On Feb 11, 2004, at 6:40 PM, Greg Freemyer wrote:
> On Tue, 2004-02-10 at 09:36, Jerald Sheets wrote:
>> Hey folks.
>>
>> Philosophical question for you...
>>
>> If you were offered 40% more a year to do the work of an applications
>> admin (i.e. no root access), would you take it?
>>
>> i told a recruiter that money wasn't really important in the relo I'm
>> trying to accomplish and then he came back with a high enough number i
>> can't ignore him.
>>
>> so that's the question, would *you* give up root access for a pile of
>> cash?
> It seems to be the way of the future for big companies.
>
> One of the guys who works for my company is permanently at a large
> customer doing application/OS support.  He will be losing
> root/administrator access to all servers in the data center (DC).
>
> Instead trouble tickets and "shadow" sessions will be used anytime he
> needs to do root level activities.  And the sessions have to be very
> short because they are hard to come by.
>
> The bad part is that the IT staff is really not that knowledgable, so 
> he
> will now have to have a test machine in the lab to work out all his
> admin procedures on.

I think that this is really the bigger question... not if one has root, 
but the abilities of those who do have root access, and those who 
don't.
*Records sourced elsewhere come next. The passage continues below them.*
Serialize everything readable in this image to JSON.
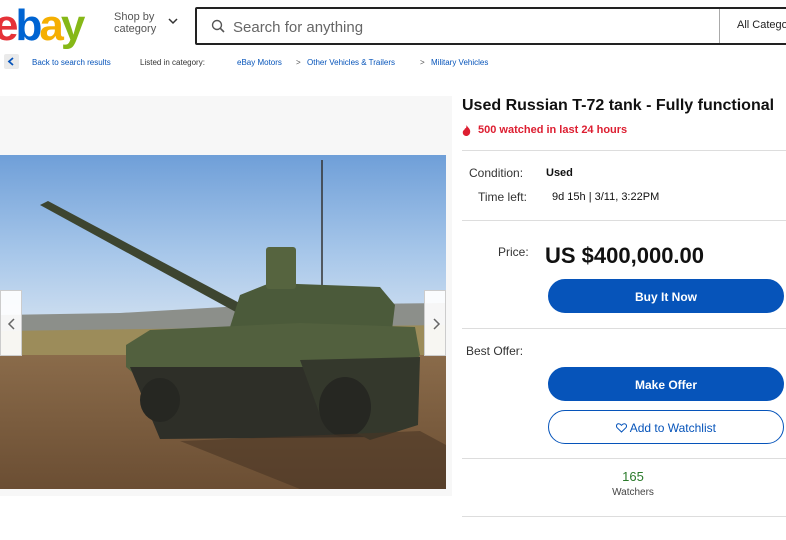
{
  "header": {
    "logo": {
      "e": "e",
      "b": "b",
      "a": "a",
      "y": "y"
    },
    "shop_by_line1": "Shop by",
    "shop_by_line2": "category",
    "search_placeholder": "Search for anything",
    "category_select": "All Categories"
  },
  "breadcrumb": {
    "back_label": "Back to search results",
    "listed_in": "Listed in category:",
    "items": [
      "eBay Motors",
      "Other Vehicles & Trailers",
      "Military Vehicles"
    ],
    "separator": ">"
  },
  "listing": {
    "title": "Used Russian T-72 tank - Fully functional",
    "watched_text": "500 watched in last 24 hours",
    "condition_label": "Condition:",
    "condition_value": "Used",
    "time_left_label": "Time left:",
    "time_left_value": "9d 15h  |  3/11, 3:22PM",
    "price_label": "Price:",
    "price_value": "US $400,000.00",
    "buy_now_label": "Buy It Now",
    "best_offer_label": "Best Offer:",
    "make_offer_label": "Make Offer",
    "watchlist_label": "Add to Watchlist",
    "watchers_count": "165",
    "watchers_label": "Watchers"
  },
  "colors": {
    "brand_blue": "#0654ba",
    "alert_red": "#dd1e31",
    "watch_green": "#2a7a2a"
  },
  "icons": [
    "chevron-down-icon",
    "search-icon",
    "chevron-left-icon",
    "flame-icon",
    "heart-icon",
    "chevron-right-icon"
  ]
}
Being of the anti-root persuasion, I don't think that anybody 
*should* have root, unless they're physically at console (yes, you 
*can* do just about anything but add hardware without root).

Of course, if one doesn't have the ability to reasonably do their job 
without having root access, that's a problem, but almost all sysad, 
programming, dba, (etc. etc.) tasks simply don't require it. sudo will 
suffice for the very rare tool/program that is needed (in most cases).